Anahita -- a 460 million US dollar development on Mauritius' eastern coast - is set to include six kilometres of waterfront, a 72-par championship golf course, Four Seasons hotel, and 325 luxury properties. For now, it is a building site on an old sugar estate.
Mauritius's sugar sector is under the onslaught of trade liberalisation and increased competition from other growers.
Europe has traditionally bought more than 90 percent of the Indian Ocean nation's sugar at guaranteed prices, but Mauritius is set to lose its protection within this market.
Europe plans to slash its guaranteed sugar prices by 36 percent between 2006 and 2009, while from 2009 it will scrap sugar quotas from less developed countries plus almost 80 countries in the African, Caribbean, and Pacific (ACP) region.
The sugar industry provides direct and indirect employment for some 60,000 people in Mauritius. The Anahita project, with it's mud, machinery, and hundreds of swarming workers, is a direct result of the changing economic climate.

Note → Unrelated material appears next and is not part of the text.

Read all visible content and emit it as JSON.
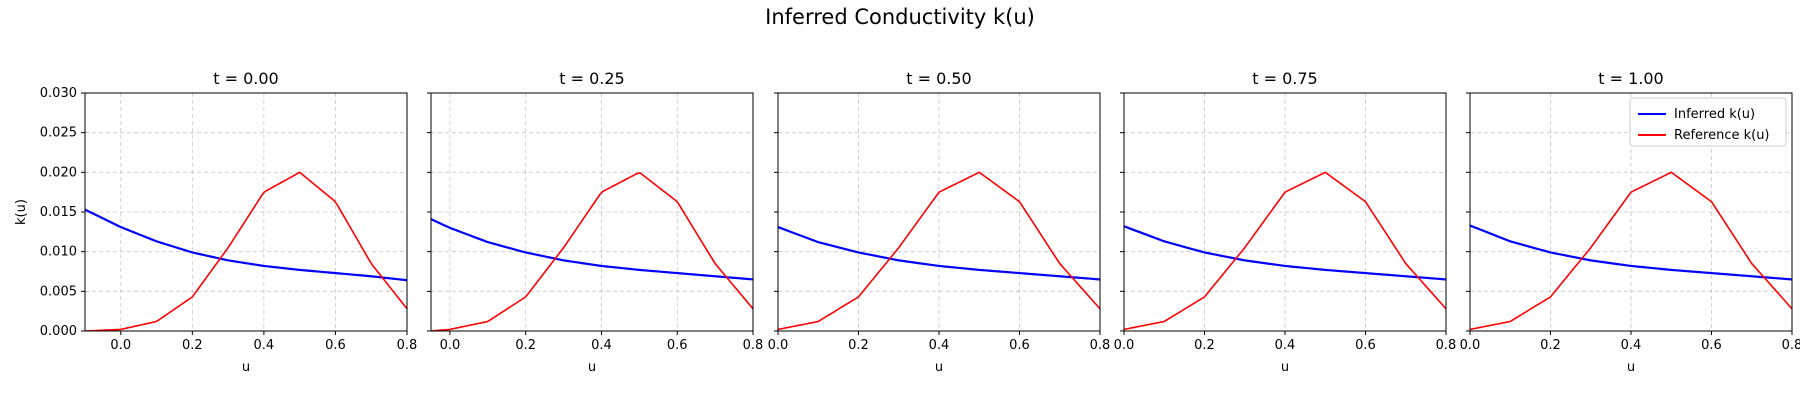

"We have a total, we will have just within Anahita itself, excluding the Four Seasons Hotel, over 325 residences of different types. The overall cost is today estimated at about 325 million Euros," added Vaudin.
The buyers are not discouraged. At an invitation-only event last year, the first 70 residences were snapped up within six hours. No superstars have yet bought at Anahita, project officials say, but Mauritius has 11 similar schemes.
Once a sleepy corner of the Indian Ocean with its pristine beaches and ubiquitous fields of sugar, the descendants of Asian, African, and European immigrants are adapting to free trade and the global property market.
Going against the instincts of many Mauritians, a 2004 law allowed foreigners to buy freehold with the aim of attracting foreign cash.
According to economic analysts, developments like Anahita explain the nearly five-fold increase in tourism's foreign direct investment to 2.6 billion Mauritius rupees (85 million US dollars) from 2005 to 2006.
The locals seem happy too.
"There are more jobs," explained Collet Babet, a social worker in the nearby town of Beau Champ. "Two thousand people are working there right now, so there's less unemployment," she said.
Village Councillor, Suresh Gopalsing, also views the project favourably.
"People here needed to get out and find jobs elsewhere. Now we have the Anahita project at Beau Champ here."